Alcuni giorni fa è uscito un report di Goldman Sachs in cui erano indicate le loro stime sulla variazione del fatturato annuo negli USA per i vari settori a seguito del corona virus.

Per i loro analisti il settore che non sembrerebbe intaccato da questa emergenza, ma addirittura vedrebbe il proprio fatturato aumentare in maniera consistente (+15%) è quello sanitario.

I settori invece che subiranno i maggiori cali sono quelli dello sport e dei viaggi, con riduzioni di circa l’80%, difatti con questa situazione non è nemmeno più consentito fare dei viaggi, e le società esposte in quel settore ne subiranno particolarmente le conseguenze.
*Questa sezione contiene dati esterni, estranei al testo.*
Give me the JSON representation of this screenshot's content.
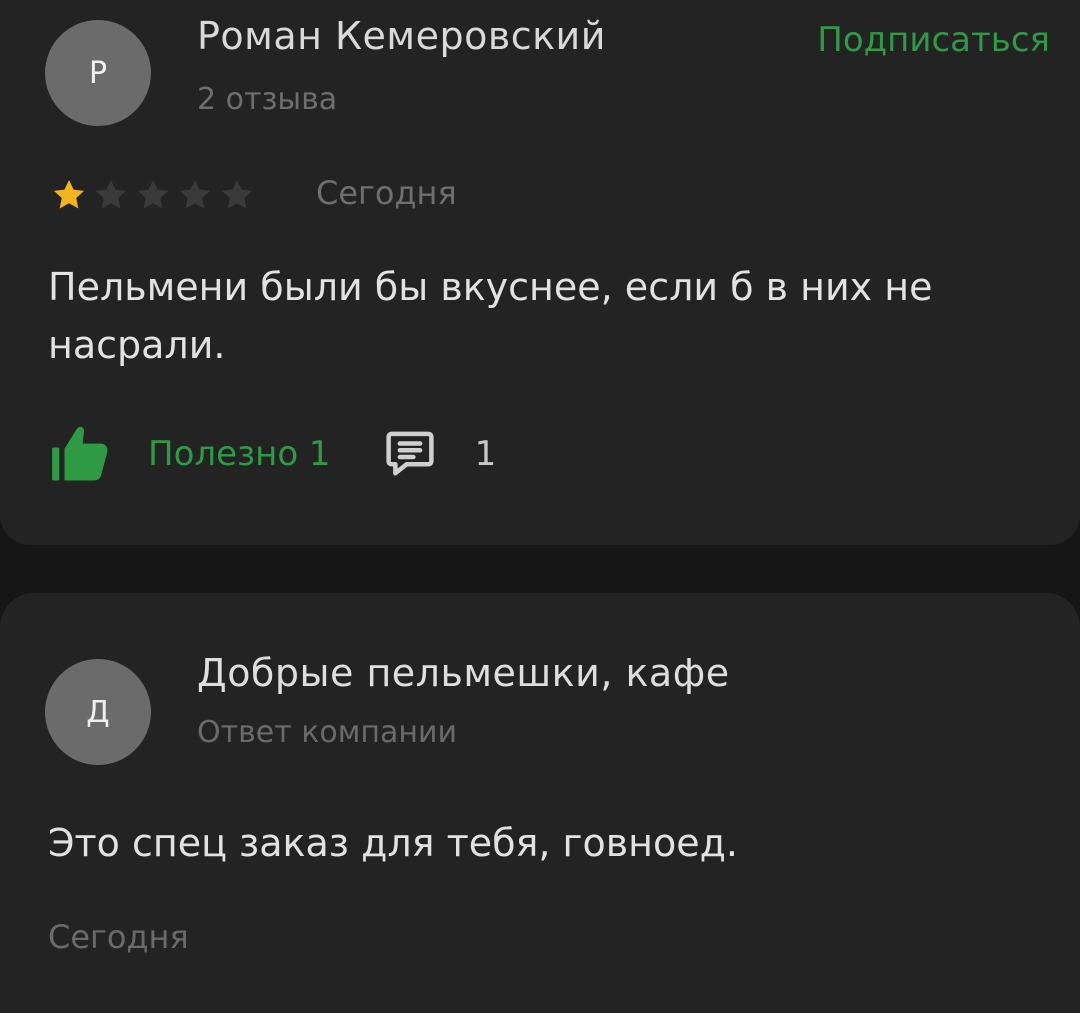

Mentre il mondo dello sport è totalmente bloccato, in quanto non è più permesso tenere eventi di questo genere.

Un calo del 65% è stimato per i trasporti pubblici e per i casinò, in quanto a molte persone è vietato uscire di casa e di conseguenza non potranno prendere i vari bus, tram, metro.

Inoltre posti come i casinò non vedranno più persone recarsi fisicamente lì, anche se lo spazio online potrà rimanere aperto.

Cali del 20% sono attesi in generale per le merci (ad esclusione dell’alimentare), per le società no profit, per i servizi di formazione ed educazione, per servizi sociali e per i prodotti di cura della persona.

In base a questo report di Goldman Sachs si presume di togliere i propri investimenti nei settori maggiormente colpiti e spostarli in quei settori, come il sanitario, che da un punto di vista economico potrebbero addirittura trarre vantaggio da questa situazione emergenziale.

In linea generale ci si potrebbe attendere una forte riduzione dei consumi negli USA, e visto che questi rappresentano circa i 2/3 del PIL totale è presumibile una forte recessione per il 2020.